# Distribution Plot

[![Open In Colab](https://colab.research.google.com/assets/colab-badge.svg)](https://colab.research.google.com/github/labmlai/inspectus/blob/main/notebooks/distribution_plot.ipynb)

This notebook demonstrates the distribution plot of inspectus. The distribution plot is a plot that shows the distribution of a series of data.
At each step, the distribution of the data is calculated and maximum of 5 bands are drawn from 9 basis points. (0, 6.68, 15.87, 30.85, 50.00, 69.15, 84.13, 93.32, 100.00)
To focus on parts of the plot and zoom in, the minimap can be used. To select a single plot, use the legend on the top right.
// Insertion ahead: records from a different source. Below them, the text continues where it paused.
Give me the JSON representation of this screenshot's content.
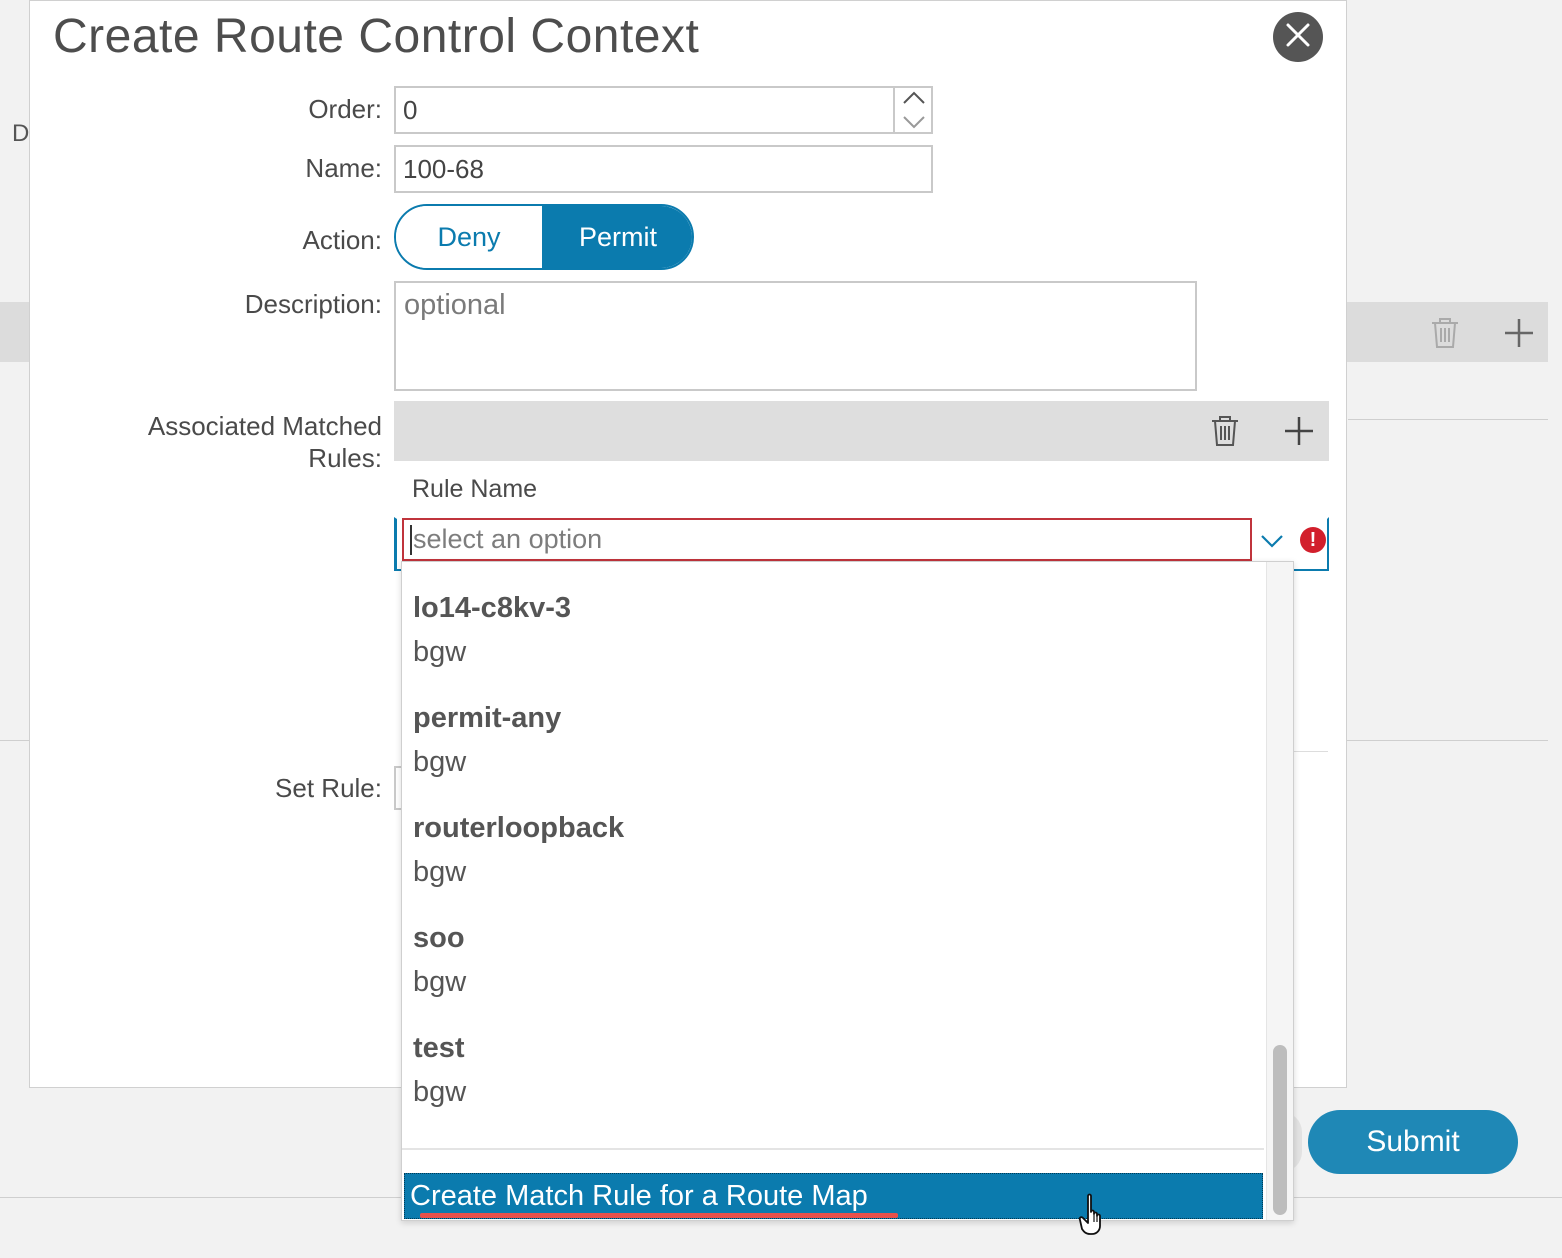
{
  "background": {
    "partial_letter": "D",
    "submit_label": "Submit"
  },
  "dialog": {
    "title": "Create Route Control Context",
    "close_icon": "close-icon",
    "order": {
      "label": "Order:",
      "value": "0"
    },
    "name": {
      "label": "Name:",
      "value": "100-68"
    },
    "action": {
      "label": "Action:",
      "options": [
        "Deny",
        "Permit"
      ],
      "selected": "Permit"
    },
    "description": {
      "label": "Description:",
      "placeholder": "optional"
    },
    "associated_matched_rules": {
      "label_line1": "Associated Matched",
      "label_line2": "Rules:",
      "toolbar_icons": [
        "trash-icon",
        "plus-icon"
      ],
      "column_header": "Rule Name",
      "select_placeholder": "select an option",
      "dropdown_options": [
        {
          "name": "lo14-c8kv-3",
          "tenant": "bgw"
        },
        {
          "name": "permit-any",
          "tenant": "bgw"
        },
        {
          "name": "routerloopback",
          "tenant": "bgw"
        },
        {
          "name": "soo",
          "tenant": "bgw"
        },
        {
          "name": "test",
          "tenant": "bgw"
        }
      ],
      "create_option": "Create Match Rule for a Route Map"
    },
    "set_rule": {
      "label": "Set Rule:"
    }
  },
  "colors": {
    "accent": "#0b7bae",
    "error": "#d21f2c",
    "highlight_underline": "#e8504a"
  }
}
![Training Loss Zoomed in](../assets/mnist_train_loss_tail.png)

Refer to the function documentation for more information. We'll explore common use cases in this notebook.

In [None]:
!pip install inspectus
!pip install --upgrade altair
!pip install labml

In [None]:
# Line chart
import inspectus

inspectus.distribution({'x': [x for x in range(0, 100)]})
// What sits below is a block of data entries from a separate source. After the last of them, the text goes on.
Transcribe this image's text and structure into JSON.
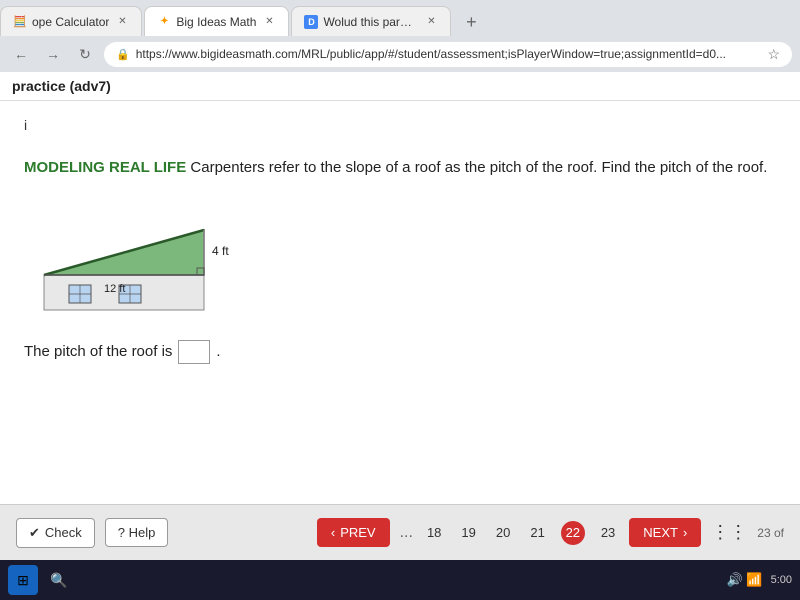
{
  "browser": {
    "tabs": [
      {
        "id": "tab1",
        "label": "ope Calculator",
        "favicon": "calc",
        "active": false
      },
      {
        "id": "tab2",
        "label": "Big Ideas Math",
        "favicon": "bigideas",
        "active": true
      },
      {
        "id": "tab3",
        "label": "Wolud this paragraph be a com:",
        "favicon": "doc",
        "active": false
      }
    ],
    "new_tab_symbol": "+",
    "address": "https://www.bigideasmath.com/MRL/public/app/#/student/assessment;isPlayerWindow=true;assignmentId=d0...",
    "back_label": "←",
    "forward_label": "→",
    "reload_label": "↻"
  },
  "page": {
    "title": "practice (adv7)",
    "question_number": "i",
    "modeling_label": "MODELING REAL LIFE",
    "question_text": " Carpenters refer to the slope of a roof as the pitch of the roof. Find the pitch of the roof.",
    "diagram": {
      "rise_label": "4 ft",
      "run_label": "12 ft"
    },
    "answer_prefix": "The pitch of the roof is",
    "answer_suffix": "."
  },
  "nav": {
    "check_label": "Check",
    "help_label": "? Help",
    "prev_label": "PREV",
    "next_label": "NEXT",
    "ellipsis": "...",
    "pages": [
      {
        "num": "18",
        "current": false
      },
      {
        "num": "19",
        "current": false
      },
      {
        "num": "20",
        "current": false
      },
      {
        "num": "21",
        "current": false
      },
      {
        "num": "22",
        "current": true
      },
      {
        "num": "23",
        "current": false
      }
    ],
    "page_indicator": "23 of",
    "check_icon": "✔"
  },
  "taskbar": {
    "time": "5:00"
  }
}
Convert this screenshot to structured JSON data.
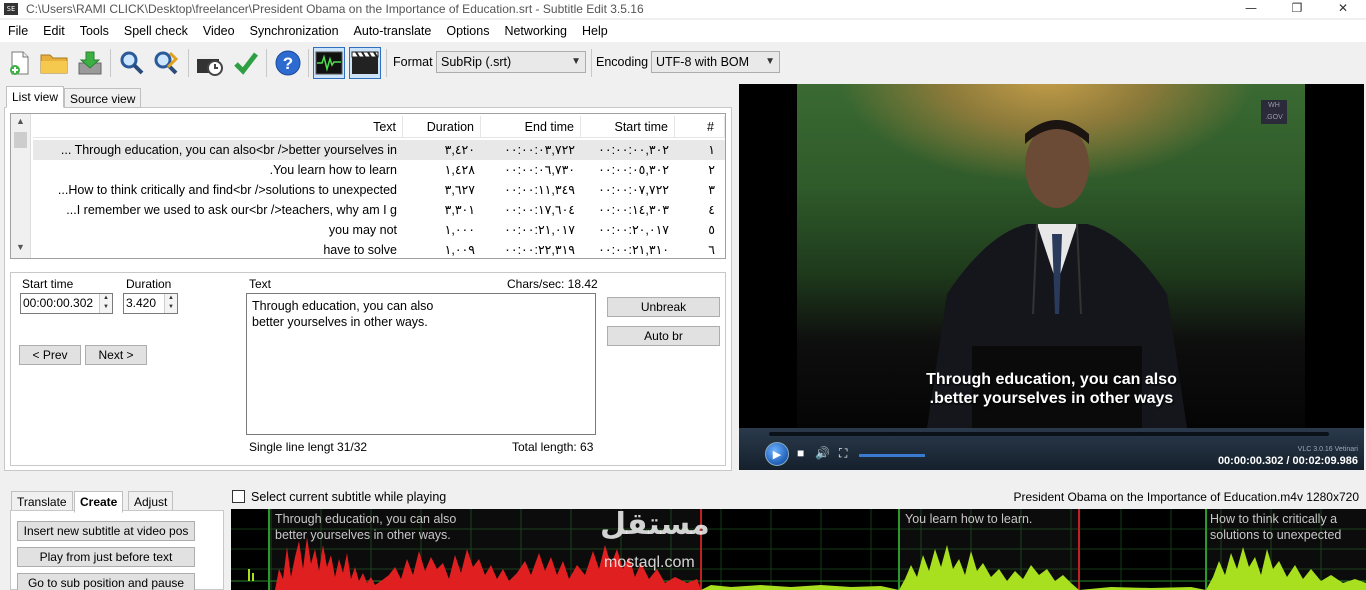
{
  "window": {
    "title": "C:\\Users\\RAMI CLICK\\Desktop\\freelancer\\President Obama on the Importance of Education.srt - Subtitle Edit 3.5.16",
    "icon_label": "SE",
    "minimize": "—",
    "restore": "❐",
    "close": "✕"
  },
  "menu": [
    "File",
    "Edit",
    "Tools",
    "Spell check",
    "Video",
    "Synchronization",
    "Auto-translate",
    "Options",
    "Networking",
    "Help"
  ],
  "toolbar": {
    "format_label": "Format",
    "format_value": "SubRip (.srt)",
    "encoding_label": "Encoding",
    "encoding_value": "UTF-8 with BOM"
  },
  "view_tabs": [
    "List view",
    "Source view"
  ],
  "table": {
    "headers": {
      "text": "Text",
      "duration": "Duration",
      "end": "End time",
      "start": "Start time",
      "num": "#"
    },
    "rows": [
      {
        "text": "... Through education, you can also<br />better yourselves in",
        "duration": "٣,٤٢٠",
        "end": "٠٠:٠٠:٠٣,٧٢٢",
        "start": "٠٠:٠٠:٠٠,٣٠٢",
        "num": "١"
      },
      {
        "text": ".You learn how to learn",
        "duration": "١,٤٢٨",
        "end": "٠٠:٠٠:٠٦,٧٣٠",
        "start": "٠٠:٠٠:٠٥,٣٠٢",
        "num": "٢"
      },
      {
        "text": "...How to think critically and find<br />solutions to unexpected",
        "duration": "٣,٦٢٧",
        "end": "٠٠:٠٠:١١,٣٤٩",
        "start": "٠٠:٠٠:٠٧,٧٢٢",
        "num": "٣"
      },
      {
        "text": "...I remember we used to ask our<br />teachers, why am I g",
        "duration": "٣,٣٠١",
        "end": "٠٠:٠٠:١٧,٦٠٤",
        "start": "٠٠:٠٠:١٤,٣٠٣",
        "num": "٤"
      },
      {
        "text": "you may not",
        "duration": "١,٠٠٠",
        "end": "٠٠:٠٠:٢١,٠١٧",
        "start": "٠٠:٠٠:٢٠,٠١٧",
        "num": "٥"
      },
      {
        "text": "have to solve",
        "duration": "١,٠٠٩",
        "end": "٠٠:٠٠:٢٢,٣١٩",
        "start": "٠٠:٠٠:٢١,٣١٠",
        "num": "٦"
      }
    ]
  },
  "edit": {
    "start_time_label": "Start time",
    "start_time_value": "00:00:00.302",
    "duration_label": "Duration",
    "duration_value": "3.420",
    "text_label": "Text",
    "chars_sec": "Chars/sec: 18.42",
    "text_line1": "Through education, you can also",
    "text_line2": "better yourselves in other ways.",
    "prev": "< Prev",
    "next": "Next >",
    "unbreak": "Unbreak",
    "auto_br": "Auto br",
    "single_line": "Single line lengt 31/32",
    "total_length": "Total length: 63"
  },
  "video": {
    "subtitle_line1": "Through education, you can also",
    "subtitle_line2": ".better yourselves in other ways",
    "logo_text": "WH .GOV",
    "vlc_version": "VLC 3.0.16 Vetinari",
    "time": "00:00:00.302 / 00:02:09.986"
  },
  "bottom": {
    "tabs": [
      "Translate",
      "Create",
      "Adjust"
    ],
    "buttons": [
      "Insert new subtitle at video pos",
      "Play from just before text",
      "Go to sub position and pause"
    ],
    "checkbox_label": "Select current subtitle while playing",
    "video_info": "President Obama on the Importance of Education.m4v 1280x720"
  },
  "waveform": {
    "seg1_line1": "Through education, you can also",
    "seg1_line2": "better yourselves in other ways.",
    "seg2_line1": "You learn how to learn.",
    "seg3_line1": "How to think critically a",
    "seg3_line2": "solutions to unexpected",
    "watermark_ar": "مستقل",
    "watermark_en": "mostaql.com",
    "colors": {
      "selected": "#e02020",
      "other": "#a8e020",
      "grid": "#1a3a1a"
    }
  }
}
To plot a distribution, instead of a single value at each point, a list of values can be provided. The distribution plot will show the distribution of the values at each point.

In [None]:
import numpy as np

def random_loss():
    return np.array([[1/x**2 + var/5 for var in np.random.rand(100)] for x in np.linspace(1, 5, num=500)])

train_loss = random_loss()
valid_loss = random_loss()+1

inspectus.distribution({'training_loss': train_loss, 'validation_loss': valid_loss})

In [None]:
# Not showing mean
inspectus.distribution({'training_loss': train_loss, 'validation_loss': valid_loss}, include_mean=False)

In [None]:
# showing borders
inspectus.distribution({'training_loss': train_loss, 'validation_loss': valid_loss}, include_borders=True)
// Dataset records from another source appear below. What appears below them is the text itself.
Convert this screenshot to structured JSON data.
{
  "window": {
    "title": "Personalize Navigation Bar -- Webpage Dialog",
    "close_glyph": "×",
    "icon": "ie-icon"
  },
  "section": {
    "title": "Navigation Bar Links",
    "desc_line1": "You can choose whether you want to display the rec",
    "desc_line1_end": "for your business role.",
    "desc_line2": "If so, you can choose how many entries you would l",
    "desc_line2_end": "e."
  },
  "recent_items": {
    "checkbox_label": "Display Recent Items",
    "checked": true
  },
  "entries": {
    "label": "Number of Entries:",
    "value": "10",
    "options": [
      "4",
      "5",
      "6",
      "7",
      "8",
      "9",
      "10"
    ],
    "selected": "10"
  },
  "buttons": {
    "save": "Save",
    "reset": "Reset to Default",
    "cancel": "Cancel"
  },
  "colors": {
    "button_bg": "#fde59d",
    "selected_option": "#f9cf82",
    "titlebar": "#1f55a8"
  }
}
Distribution function also directly supports the output format of our data logger.

In [None]:
from inspectus import data_logger

d_log = inspectus.data_logger.DataLogger('sample')
d_log.clear()
for i, entry in enumerate(train_loss):
    d_log.save('train_loss', entry, i)
for i, entry in enumerate(valid_loss):
    d_log.save('valid_loss', entry, i)
    
tl = d_log.read('train_loss')
vl = d_log.read('valid_loss')

inspectus.distribution({'training_loss': train_loss, 'validation_loss': valid_loss})

When passing an array of dictionaries as data, the format of each dictionary should be:
   - `"values": [list of values], "step": step`
      - In this case the distributions will be calculated for each step.
  - `"histogram": [list of values for basis points], "step": step, "mean": mean`
    - In this case the given values are used to render bands on the plot

To manually calculate percentiles for basis points of the distribution, use `inspectus.series_to_distribution`